Client metrics to detect connectivity issues

Hi team,

I was taking a look to the client metrics in this class but was unable to find more documentation to understand what are the main differences between long_request_failure and request_failure.

I want to use a metric to detect when our roles lost connectivity with Temporal server (even though we do not have running workflows at that moment).

Could you provide more information on the metrics above and any recommendation to create a monitor that alert us when there is not connectivity between client and server?

Thanks in advance.

what are the main differences between long_request_failure and request_failure

Client operations (SDK client APIs) that are async, for example

WorkflowClient.start(...);
...
workflowStub.mySignalMethod(...);
... 
async activity/child workflow invocations

their failures would fall under request_failure bucket.

On the other hand things like workers long-polling their task queue to get workflow tasks, or any sync client api calls such as:

typedStub.myWorkflowMethod(...); // waits for wf to compelte
untypedStub.getResult(....); // potentially waits for completion
typedStub.myQueryMethod(); // waits for query to complete
or any sync child workflow/activity invocations

their failures would fall under the long_request_failure bucket.
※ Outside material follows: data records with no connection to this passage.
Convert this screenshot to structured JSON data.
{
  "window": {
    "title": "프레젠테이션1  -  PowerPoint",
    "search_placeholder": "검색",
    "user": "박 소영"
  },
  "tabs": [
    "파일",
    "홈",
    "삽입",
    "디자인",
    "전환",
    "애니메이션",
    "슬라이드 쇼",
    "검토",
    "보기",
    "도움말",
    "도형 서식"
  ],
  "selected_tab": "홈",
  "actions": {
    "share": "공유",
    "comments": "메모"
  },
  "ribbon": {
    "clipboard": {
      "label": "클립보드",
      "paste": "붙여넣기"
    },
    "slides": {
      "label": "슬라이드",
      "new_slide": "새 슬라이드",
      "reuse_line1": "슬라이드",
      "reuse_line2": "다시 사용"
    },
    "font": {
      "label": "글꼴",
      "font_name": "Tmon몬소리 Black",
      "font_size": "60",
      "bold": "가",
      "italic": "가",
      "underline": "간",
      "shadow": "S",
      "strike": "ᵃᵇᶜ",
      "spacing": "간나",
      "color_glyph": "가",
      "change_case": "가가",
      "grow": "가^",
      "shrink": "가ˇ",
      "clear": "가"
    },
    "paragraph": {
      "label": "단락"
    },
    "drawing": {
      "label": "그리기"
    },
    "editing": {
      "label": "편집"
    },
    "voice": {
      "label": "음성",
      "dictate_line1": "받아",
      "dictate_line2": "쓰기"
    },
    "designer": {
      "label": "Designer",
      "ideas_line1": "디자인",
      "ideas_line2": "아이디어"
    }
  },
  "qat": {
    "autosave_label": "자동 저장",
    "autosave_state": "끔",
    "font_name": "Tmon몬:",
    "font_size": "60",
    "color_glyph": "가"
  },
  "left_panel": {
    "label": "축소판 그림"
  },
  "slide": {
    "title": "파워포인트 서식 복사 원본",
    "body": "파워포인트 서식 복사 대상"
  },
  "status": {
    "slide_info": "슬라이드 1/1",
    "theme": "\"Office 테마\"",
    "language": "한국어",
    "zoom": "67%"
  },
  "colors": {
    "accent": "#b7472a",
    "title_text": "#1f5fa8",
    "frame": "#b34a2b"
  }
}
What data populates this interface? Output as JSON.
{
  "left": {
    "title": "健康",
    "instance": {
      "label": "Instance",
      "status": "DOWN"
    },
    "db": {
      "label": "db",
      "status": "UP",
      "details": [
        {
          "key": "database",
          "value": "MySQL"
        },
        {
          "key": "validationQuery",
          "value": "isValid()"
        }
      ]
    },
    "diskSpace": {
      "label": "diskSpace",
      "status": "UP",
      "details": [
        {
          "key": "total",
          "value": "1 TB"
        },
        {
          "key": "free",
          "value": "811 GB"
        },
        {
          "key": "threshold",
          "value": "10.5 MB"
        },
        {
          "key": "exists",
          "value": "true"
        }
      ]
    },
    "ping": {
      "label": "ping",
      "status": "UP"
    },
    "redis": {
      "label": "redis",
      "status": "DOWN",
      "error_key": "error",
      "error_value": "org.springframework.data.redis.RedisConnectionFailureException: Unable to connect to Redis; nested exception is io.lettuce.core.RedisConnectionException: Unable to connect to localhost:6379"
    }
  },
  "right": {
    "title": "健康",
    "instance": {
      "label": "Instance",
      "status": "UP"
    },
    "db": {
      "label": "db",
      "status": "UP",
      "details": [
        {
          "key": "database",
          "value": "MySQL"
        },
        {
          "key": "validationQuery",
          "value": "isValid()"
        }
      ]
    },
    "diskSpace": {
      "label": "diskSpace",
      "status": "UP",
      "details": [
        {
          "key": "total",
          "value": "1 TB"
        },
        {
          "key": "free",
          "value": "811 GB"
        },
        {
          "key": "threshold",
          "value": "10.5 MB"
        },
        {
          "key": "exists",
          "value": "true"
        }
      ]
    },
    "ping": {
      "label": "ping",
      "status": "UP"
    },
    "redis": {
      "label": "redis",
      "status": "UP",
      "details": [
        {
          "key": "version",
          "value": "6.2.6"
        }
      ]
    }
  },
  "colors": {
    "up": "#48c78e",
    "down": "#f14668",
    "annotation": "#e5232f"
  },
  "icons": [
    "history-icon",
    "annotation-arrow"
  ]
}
Note these are not business level failures, but failures due to gRPC request issues to the Temporal frontend service (if io.grpc.Status is not “OK”, see here).

any recommendation to create a monitor that alert us when there is not connectivity between client and server?

If you are asking for connection failures from client to server, you could alert on temporal_request_failure and temporal_long_request_failure buckets, as well as associated “_latency” buckets (SDK metrics docs here, note SDK metrics are prefixed with “temporal_”.